A young college grad deals with new experiences in love and labor in Roberts’ novel.
As this book opens, Denise feels like she’s at rock bottom. Two weeks earlier, she’d graduated college with a degree in English, a few awards for her fiction, nonfiction, and poetry writing, and a mountain of student loan debt waiting to crash down on her. After a depressing round of job interviews, she’s had no luck finding work, and to make matters worse, her comfortable (and free) living arrangement with her parents is about to end, as they’re taking early admission to a retirement community.
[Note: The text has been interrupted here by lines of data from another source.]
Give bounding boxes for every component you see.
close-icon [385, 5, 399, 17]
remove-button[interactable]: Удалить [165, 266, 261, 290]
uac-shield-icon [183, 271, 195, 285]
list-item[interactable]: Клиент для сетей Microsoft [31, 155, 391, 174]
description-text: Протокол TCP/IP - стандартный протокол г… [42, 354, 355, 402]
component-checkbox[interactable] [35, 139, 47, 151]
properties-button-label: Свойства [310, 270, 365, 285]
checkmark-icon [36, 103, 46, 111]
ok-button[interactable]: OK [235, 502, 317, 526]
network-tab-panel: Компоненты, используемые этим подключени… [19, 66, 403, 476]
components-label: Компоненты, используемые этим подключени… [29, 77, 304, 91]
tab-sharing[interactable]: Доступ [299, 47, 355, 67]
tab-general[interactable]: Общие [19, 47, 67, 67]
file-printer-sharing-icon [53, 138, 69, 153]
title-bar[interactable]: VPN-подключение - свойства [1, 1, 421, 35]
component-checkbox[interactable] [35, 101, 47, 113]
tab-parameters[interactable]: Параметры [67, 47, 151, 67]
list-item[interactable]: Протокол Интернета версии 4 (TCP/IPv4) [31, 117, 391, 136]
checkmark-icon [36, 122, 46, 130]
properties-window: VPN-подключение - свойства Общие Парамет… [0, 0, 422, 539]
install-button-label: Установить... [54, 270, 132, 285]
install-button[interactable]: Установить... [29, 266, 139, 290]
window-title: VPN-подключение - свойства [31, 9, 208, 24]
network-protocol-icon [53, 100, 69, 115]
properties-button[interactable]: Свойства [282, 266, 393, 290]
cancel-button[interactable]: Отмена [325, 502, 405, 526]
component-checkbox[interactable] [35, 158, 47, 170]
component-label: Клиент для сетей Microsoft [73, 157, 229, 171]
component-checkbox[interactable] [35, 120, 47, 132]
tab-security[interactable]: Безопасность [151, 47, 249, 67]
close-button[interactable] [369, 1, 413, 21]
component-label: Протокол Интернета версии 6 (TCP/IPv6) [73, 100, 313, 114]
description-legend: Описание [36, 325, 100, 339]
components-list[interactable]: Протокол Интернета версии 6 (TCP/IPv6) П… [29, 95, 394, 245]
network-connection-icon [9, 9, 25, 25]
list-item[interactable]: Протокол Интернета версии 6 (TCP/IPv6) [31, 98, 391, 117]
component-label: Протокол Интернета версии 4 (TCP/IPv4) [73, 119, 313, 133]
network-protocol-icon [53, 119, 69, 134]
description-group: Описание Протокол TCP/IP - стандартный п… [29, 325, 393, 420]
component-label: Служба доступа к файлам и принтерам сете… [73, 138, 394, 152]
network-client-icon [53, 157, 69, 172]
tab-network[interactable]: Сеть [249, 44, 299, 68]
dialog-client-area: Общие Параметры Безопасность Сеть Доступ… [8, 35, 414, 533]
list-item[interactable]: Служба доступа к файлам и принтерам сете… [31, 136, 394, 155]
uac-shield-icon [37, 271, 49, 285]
Denise shares her frustrations with her close friends Emma, Claire, and Stephanie (“we were less Sex in the City and more Restless in a Podunk Town,” Denise narrates). On a lark, she answers an ad for a job as a dogsitter. She soon meets the greyhounds’ wealthy owners, Mitchell and Ruth (“she looked like a politician's wife, always ready to greet someone important”), and the dogs themselves—pampered greyhounds named Pepper and Dante. The interview goes well, and suddenly things are looking up: She has a new job (albeit with eccentric bosses), a new sense of purpose, and even a tentative new love interest: a handsome, funny man named Logan, whom she and her friends meet during a night out. Over the course of this novel, Roberts grounds her story in a light, breezy tone, giving Denise quite a few jokes in which she comments on her own haplessness: “I was about to dig deeper into that statement, when I saw a small glob of sauce at the bottom of my hair,” goes one such passage while dining with Logan. “Seriously?” Roberts manages to maintain this snappy, effervescent tone throughout the narrative, even when it turns into something more complex and, at times, darker than an average rom-com-with-dogs tale. The attention that Roberts gives to secondary characters is especially gratifying, and it gives the entire novel a pleasingly well-populated feel.
A fast-paced and ebullient contemporary romance.